OAKLAND -- **A quick look back at how the pregame Three Keys turned out during Denver's 16-10 win over the Raiders.
1. CONTAIN OAKLAND'S PASS RUSHERS.
On the outside, the Broncos' protection scheme held up. Khalil Mack, Justin Tuck and Aldon Smith rarely got to Peyton Manning, and Manning did a good job stepping up and out of trouble from the edge.
But Oakland knocked the offense off-kilter with rushes from Malcolm Smith. His blitz up the middle forced Manning into an errant red-zone pass late in the first half that Charles Woodson intercepted. A second-half blitz by Smith outside of right tackle Michael Schofield led to one of Oakland's two sacks.
Smith's rush caused problems, but the Broncos' ability to consistently neutralize the Raiders on the outside kept the offense's struggles from being more pronounced. Manning was hit just three times Sunday, and none came from Mack or Tuck, with just a half-sack from Smith representing the edge rushers' entire sack tally.
2. DISRUPT DEREK CARR.
In the end, this was THE key to the win.
It wasn't a seven-sack performance like the Broncos had last week, but even with DeMarcus Ware missing most of the game because of a back problem, the Broncos sacked Derek Carr four times -- including Von Miller's third-quarter strip-sack fumble -- and set up Chris Harris Jr.'s game-turning pick-six with a six-man rush.
Shaquil Barrett replaced Ware on a majority of the snaps, and was effective working off the edge, finishing with a sack and a tackle for a loss.
"It's those types of players that make us a great team," Miller said.
3. DON'T LET THE RAIDERS BELIEVE.
The struggles of the offense ensured that the Broncos would never be able to pull away when they had chances -- and in fact, the Broncos were fortunate to maintain a fragile 9-7 lead early in the fourth quarter, with an assist from two missed Sebastian Janikowski field-goal attempts, one of which was blocked by Sylvester Williams.
Oakland's defense and the Broncos' offensive struggles gave the Raiders' fans reason to believe an upset was possible.
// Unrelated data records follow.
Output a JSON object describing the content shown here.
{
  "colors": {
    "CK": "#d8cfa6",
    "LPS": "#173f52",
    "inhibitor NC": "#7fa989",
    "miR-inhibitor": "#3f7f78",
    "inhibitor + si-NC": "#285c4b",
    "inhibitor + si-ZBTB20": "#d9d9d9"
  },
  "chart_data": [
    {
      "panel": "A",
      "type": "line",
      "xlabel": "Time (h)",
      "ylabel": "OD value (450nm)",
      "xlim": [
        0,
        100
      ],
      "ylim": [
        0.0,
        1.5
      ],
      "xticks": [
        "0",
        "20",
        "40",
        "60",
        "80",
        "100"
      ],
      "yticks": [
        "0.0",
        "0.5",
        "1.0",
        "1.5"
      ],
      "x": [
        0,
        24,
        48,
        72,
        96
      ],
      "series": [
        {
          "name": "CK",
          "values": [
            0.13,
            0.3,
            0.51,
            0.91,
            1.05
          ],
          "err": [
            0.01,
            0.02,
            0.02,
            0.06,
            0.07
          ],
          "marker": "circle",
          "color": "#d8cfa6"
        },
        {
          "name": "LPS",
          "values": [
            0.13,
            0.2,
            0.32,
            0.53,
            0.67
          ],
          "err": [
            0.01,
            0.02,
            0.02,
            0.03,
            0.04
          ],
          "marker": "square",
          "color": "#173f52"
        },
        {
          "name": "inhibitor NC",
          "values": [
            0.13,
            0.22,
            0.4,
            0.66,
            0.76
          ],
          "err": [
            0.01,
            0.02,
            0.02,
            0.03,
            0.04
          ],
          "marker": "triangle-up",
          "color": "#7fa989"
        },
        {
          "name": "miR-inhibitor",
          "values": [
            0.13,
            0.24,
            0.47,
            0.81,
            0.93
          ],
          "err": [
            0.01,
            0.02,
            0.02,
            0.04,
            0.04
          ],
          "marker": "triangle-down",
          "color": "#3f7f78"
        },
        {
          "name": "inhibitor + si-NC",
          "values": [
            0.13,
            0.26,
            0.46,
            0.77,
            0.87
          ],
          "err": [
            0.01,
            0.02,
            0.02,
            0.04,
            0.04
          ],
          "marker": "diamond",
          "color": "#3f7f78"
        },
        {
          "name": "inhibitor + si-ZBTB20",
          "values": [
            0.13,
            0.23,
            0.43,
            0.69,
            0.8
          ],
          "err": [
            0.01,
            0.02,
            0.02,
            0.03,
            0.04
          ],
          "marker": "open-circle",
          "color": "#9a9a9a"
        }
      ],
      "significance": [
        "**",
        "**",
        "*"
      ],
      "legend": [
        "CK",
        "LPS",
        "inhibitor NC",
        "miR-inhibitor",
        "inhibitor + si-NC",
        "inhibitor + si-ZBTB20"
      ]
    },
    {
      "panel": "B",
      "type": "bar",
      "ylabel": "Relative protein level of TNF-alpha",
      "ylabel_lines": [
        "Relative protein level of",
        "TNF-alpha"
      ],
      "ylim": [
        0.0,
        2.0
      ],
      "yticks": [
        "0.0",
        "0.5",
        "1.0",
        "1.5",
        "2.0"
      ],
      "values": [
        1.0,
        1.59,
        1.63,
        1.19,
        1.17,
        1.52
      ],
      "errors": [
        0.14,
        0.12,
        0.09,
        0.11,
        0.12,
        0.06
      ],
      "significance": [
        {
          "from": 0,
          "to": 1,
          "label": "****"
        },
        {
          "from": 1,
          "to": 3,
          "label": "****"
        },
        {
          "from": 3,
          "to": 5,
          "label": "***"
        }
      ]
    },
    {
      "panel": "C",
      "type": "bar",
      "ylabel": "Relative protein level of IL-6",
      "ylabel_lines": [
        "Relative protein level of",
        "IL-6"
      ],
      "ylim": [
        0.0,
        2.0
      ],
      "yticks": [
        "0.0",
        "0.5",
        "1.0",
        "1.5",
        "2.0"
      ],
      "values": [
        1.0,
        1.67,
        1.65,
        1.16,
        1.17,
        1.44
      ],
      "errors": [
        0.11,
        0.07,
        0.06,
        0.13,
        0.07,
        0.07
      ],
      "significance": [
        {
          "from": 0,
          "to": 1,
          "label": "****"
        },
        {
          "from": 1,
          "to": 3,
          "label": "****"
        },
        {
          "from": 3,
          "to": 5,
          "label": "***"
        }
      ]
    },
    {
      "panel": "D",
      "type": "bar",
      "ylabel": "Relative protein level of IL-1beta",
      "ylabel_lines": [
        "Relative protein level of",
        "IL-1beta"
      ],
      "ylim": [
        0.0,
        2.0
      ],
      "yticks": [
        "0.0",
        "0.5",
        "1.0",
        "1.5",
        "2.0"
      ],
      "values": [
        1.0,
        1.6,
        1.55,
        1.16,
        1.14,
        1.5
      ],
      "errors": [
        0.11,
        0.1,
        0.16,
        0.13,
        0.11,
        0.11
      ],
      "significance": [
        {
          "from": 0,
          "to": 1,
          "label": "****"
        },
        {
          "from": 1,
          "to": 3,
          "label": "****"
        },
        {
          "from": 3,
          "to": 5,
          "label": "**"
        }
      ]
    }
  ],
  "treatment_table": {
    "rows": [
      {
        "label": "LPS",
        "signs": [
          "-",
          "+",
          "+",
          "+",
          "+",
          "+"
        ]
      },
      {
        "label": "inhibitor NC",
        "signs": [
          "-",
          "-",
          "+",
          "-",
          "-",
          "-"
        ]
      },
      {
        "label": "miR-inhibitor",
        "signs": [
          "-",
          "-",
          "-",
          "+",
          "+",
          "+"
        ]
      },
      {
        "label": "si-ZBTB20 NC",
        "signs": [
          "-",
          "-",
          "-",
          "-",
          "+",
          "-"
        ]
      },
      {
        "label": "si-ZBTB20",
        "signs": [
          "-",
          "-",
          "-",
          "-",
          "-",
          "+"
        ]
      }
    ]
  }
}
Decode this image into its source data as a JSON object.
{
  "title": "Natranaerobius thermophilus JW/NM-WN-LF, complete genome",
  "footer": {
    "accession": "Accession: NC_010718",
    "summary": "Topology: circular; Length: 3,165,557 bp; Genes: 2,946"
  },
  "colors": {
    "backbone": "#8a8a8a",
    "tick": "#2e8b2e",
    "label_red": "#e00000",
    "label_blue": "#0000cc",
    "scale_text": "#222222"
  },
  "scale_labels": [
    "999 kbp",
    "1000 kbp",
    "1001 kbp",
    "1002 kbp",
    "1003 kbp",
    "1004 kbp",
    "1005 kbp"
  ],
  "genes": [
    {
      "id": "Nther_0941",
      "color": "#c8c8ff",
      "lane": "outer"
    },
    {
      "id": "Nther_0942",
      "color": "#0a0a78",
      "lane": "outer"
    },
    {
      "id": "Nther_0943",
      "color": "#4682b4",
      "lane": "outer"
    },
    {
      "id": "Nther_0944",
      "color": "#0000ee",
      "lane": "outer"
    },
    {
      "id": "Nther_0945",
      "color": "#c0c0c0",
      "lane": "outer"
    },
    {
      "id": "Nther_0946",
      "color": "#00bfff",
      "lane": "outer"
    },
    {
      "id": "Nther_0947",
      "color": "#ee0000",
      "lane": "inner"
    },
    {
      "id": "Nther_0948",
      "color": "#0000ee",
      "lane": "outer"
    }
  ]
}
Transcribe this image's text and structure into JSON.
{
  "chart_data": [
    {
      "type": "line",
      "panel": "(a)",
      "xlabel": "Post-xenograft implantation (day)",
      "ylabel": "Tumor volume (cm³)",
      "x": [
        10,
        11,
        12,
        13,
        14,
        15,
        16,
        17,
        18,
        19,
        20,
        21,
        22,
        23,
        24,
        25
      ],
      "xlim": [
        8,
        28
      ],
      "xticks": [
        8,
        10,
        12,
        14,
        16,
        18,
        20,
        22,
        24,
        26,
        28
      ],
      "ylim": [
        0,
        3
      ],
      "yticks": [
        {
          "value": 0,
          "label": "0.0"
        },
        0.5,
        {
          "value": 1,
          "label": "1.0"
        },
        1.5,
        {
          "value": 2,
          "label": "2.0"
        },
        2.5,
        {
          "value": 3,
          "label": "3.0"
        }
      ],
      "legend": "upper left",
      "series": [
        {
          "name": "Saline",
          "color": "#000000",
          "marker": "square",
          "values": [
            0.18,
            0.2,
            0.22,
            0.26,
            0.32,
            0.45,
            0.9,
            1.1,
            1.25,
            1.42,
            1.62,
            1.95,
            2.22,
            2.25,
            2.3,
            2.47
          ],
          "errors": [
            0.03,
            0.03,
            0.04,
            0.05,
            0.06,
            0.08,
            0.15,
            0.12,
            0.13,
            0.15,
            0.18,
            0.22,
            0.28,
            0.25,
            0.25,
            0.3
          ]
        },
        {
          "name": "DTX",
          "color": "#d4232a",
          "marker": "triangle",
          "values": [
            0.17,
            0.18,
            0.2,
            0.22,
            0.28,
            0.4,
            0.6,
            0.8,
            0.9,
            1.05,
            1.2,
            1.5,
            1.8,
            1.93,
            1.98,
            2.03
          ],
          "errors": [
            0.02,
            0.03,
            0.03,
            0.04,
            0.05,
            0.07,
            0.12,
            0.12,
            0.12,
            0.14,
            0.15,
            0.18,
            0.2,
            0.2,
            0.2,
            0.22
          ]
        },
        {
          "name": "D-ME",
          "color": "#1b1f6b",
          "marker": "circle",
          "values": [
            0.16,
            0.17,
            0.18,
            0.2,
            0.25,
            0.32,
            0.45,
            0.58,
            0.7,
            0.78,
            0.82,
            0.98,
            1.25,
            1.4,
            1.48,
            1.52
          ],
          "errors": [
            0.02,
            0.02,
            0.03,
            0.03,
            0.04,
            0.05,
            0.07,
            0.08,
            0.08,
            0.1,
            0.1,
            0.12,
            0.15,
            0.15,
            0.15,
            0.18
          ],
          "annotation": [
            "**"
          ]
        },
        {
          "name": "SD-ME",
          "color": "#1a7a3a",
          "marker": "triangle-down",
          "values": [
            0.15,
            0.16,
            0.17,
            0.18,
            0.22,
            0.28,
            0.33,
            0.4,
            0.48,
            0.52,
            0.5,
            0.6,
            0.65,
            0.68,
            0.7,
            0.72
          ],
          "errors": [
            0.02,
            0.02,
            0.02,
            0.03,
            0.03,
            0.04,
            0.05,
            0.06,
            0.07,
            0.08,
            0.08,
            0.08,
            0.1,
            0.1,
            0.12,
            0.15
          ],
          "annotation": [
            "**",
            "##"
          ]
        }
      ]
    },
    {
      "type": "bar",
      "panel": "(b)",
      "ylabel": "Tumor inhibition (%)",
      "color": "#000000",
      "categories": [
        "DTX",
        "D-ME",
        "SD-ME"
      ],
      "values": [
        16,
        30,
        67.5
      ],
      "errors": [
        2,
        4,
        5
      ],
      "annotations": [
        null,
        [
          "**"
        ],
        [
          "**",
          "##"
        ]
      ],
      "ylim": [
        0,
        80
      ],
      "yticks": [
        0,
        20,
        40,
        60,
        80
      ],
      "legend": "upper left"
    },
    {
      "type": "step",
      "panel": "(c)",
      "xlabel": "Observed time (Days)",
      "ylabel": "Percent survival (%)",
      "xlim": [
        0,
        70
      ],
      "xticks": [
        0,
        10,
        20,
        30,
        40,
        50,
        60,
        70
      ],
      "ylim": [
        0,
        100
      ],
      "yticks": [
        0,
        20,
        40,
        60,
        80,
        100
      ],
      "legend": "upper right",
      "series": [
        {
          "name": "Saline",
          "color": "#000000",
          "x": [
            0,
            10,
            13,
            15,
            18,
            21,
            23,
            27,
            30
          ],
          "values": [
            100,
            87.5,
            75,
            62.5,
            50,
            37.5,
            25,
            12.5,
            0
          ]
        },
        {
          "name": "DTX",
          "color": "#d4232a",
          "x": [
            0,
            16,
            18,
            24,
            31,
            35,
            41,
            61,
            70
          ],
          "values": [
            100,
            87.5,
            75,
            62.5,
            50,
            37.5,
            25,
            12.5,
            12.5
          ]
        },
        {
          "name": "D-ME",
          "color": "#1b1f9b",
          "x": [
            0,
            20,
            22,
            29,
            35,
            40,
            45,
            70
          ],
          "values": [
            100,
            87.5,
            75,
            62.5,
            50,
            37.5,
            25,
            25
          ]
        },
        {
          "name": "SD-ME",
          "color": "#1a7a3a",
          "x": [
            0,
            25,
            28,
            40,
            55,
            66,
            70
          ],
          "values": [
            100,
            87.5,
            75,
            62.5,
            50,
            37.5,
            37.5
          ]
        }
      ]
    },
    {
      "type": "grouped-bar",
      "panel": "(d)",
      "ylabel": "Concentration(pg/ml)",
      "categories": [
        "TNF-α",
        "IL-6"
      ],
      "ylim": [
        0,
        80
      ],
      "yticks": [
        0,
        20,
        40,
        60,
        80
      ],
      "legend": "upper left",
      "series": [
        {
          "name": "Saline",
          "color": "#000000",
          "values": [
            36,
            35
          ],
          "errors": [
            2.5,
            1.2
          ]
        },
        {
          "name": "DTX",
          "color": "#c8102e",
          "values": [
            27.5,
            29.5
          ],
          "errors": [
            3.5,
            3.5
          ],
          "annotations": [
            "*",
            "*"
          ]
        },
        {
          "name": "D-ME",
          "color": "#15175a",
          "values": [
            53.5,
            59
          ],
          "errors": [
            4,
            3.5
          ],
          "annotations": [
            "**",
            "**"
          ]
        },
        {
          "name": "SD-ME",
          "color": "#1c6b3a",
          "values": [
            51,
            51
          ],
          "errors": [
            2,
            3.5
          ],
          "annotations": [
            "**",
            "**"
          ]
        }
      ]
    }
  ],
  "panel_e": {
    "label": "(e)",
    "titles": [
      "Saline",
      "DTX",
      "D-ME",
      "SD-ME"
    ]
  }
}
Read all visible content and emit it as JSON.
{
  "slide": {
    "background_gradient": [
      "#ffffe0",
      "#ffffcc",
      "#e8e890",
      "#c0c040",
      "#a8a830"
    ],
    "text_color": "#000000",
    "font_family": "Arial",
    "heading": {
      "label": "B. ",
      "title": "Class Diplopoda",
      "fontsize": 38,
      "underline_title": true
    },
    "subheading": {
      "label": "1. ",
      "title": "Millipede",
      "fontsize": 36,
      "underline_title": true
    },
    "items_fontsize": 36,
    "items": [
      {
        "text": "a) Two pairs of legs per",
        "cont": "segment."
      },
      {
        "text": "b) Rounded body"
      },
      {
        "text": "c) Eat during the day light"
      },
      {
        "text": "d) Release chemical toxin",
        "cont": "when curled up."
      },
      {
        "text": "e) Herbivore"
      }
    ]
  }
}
But the Broncos' defense seemed to be in "mind control" mode for most of the game, and allowed only the Marcel Reece touchdown catch in the second quarter.
Denver's defense has allowed just 65 points through five games -- an average of 13.0 per game. If it can maintain that pace, the offense doesn't have to be spectacular -- merely consistent.
But the offense has accounted for just 18.4 points per game, with a high of 24 in Detroit and a season-low nine points via three Brandon McManus field goals representing its entire day's work.
"We've got to play a [heck] of a lot better," Head Coach Gary Kubiak said. "I mean, it starts with me and the offensive coaches. We've got to get better offensively. The sad thing is, we do some good stuff and we don't finish anything. That's what's disappointing.
"And then everything keeps going back to 18 [Manning]. That's not fair. We've got to get better running the football. We've got to get better protecting him. And if we do those things, then we'll play better offensively. Obviously we're very, very fortunate."
Fortunate that their defense is so powerful and can pick up the offense when it struggles.
"The Broncos won the game today," Manning said. "Everybody wants to divide it, right? You have Broncos offensive commentary, defensive commentary, Broncos special teams … but we kind of lump it all together as a team win."